= Operation: Elrood =

Operation: Elrood is a 1996 role-playing game adventure published by West End Games for Star Wars: The Roleplaying Game.

==Plot summary==
Operation: Elrood is an adventure in which Radell Mining Corporation, painted as relatively benign, becomes the target of an aggressive takeover by the malevolent Imperial Mining Ltd.—whose tactics include hiring pirates and orchestrating bombings. The Rebel Alliance, lured by the promise of critical resources, allies with Radell, only to have their initial operatives kidnapped. That is when player characters get involved. Despite its corporate setup, the adventure escalates, featuring space dragons, planetary crises, and high-stakes confrontations.

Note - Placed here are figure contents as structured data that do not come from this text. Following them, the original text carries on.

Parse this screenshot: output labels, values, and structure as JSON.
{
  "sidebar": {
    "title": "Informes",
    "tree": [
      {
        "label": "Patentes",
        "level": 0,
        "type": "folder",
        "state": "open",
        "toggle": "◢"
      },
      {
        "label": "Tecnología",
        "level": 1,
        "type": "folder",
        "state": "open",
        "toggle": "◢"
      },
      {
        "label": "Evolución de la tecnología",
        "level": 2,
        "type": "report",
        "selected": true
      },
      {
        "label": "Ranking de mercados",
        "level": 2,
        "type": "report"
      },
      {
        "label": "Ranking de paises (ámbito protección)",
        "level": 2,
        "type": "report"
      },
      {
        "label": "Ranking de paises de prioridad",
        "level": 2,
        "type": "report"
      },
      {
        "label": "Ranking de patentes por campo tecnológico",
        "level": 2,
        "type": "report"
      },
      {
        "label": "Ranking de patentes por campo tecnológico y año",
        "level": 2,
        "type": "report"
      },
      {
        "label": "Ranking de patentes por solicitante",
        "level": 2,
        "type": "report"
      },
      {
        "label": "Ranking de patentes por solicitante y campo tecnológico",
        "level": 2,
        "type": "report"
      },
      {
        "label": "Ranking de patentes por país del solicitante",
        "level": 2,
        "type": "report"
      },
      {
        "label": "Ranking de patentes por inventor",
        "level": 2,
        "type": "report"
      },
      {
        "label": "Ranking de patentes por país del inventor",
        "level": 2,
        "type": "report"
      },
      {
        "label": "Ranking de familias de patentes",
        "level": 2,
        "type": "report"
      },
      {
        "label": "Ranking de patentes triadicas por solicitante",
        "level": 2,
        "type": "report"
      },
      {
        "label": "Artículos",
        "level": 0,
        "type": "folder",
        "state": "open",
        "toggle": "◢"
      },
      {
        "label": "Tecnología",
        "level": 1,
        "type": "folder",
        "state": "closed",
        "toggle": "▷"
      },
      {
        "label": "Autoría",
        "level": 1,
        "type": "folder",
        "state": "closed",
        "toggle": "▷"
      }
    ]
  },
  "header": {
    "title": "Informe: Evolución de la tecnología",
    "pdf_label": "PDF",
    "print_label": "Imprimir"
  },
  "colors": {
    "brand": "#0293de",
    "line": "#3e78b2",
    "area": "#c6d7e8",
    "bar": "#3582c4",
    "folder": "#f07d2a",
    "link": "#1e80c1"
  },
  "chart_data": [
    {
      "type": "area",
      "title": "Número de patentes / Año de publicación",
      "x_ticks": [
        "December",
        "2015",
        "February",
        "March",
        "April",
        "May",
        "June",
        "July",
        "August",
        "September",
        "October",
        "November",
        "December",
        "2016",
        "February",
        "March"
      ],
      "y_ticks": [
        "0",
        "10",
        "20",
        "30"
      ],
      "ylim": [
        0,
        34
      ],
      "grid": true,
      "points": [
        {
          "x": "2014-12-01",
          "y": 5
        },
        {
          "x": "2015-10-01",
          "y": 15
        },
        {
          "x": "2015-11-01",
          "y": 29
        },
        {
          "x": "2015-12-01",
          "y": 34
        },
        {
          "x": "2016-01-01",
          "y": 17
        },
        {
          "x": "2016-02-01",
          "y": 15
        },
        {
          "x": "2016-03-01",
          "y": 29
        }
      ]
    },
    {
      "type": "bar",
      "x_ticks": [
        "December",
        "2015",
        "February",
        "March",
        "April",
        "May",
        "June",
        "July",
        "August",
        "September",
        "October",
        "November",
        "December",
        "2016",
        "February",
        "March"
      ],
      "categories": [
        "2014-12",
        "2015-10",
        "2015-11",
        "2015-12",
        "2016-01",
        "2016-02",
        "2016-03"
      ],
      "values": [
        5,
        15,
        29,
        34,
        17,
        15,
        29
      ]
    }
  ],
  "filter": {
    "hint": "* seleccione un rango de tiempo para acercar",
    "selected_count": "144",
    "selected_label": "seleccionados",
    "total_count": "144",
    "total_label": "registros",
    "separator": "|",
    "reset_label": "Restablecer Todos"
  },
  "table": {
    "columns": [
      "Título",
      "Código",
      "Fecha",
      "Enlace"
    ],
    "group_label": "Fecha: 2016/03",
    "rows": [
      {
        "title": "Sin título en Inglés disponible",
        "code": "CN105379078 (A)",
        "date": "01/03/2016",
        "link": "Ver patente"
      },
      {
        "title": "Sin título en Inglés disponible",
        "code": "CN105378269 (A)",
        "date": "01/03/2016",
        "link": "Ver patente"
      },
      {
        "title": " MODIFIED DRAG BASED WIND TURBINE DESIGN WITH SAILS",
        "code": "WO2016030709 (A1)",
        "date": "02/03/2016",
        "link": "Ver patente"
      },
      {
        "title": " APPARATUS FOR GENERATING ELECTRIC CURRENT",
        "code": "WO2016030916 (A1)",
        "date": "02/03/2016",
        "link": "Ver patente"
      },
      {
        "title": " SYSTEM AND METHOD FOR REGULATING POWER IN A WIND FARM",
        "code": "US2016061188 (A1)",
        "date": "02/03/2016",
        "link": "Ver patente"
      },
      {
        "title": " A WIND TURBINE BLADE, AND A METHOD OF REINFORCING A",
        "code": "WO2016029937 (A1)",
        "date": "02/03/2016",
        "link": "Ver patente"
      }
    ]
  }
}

Other moments include a planet littered with derelict starships ruled by someone with a palace made from a salvaged Walker, encounters in a tranquil "thinking garden" disrupted by violence, and a livestock delivery to an alien zoo.

==Reception==
Andrew Rilstone reviewed Operation: Elrood for Arcane magazine, rating it an 8 out of 10 overall, and stated that "There is varied action set across many worlds, lots of aliens and far-fetched environments, chases, fire fights, even a spot of gladiatorial combat and, inevitably, a climax involving a huge space ship going bang. This is very much what a Star Wars scenario ought to be."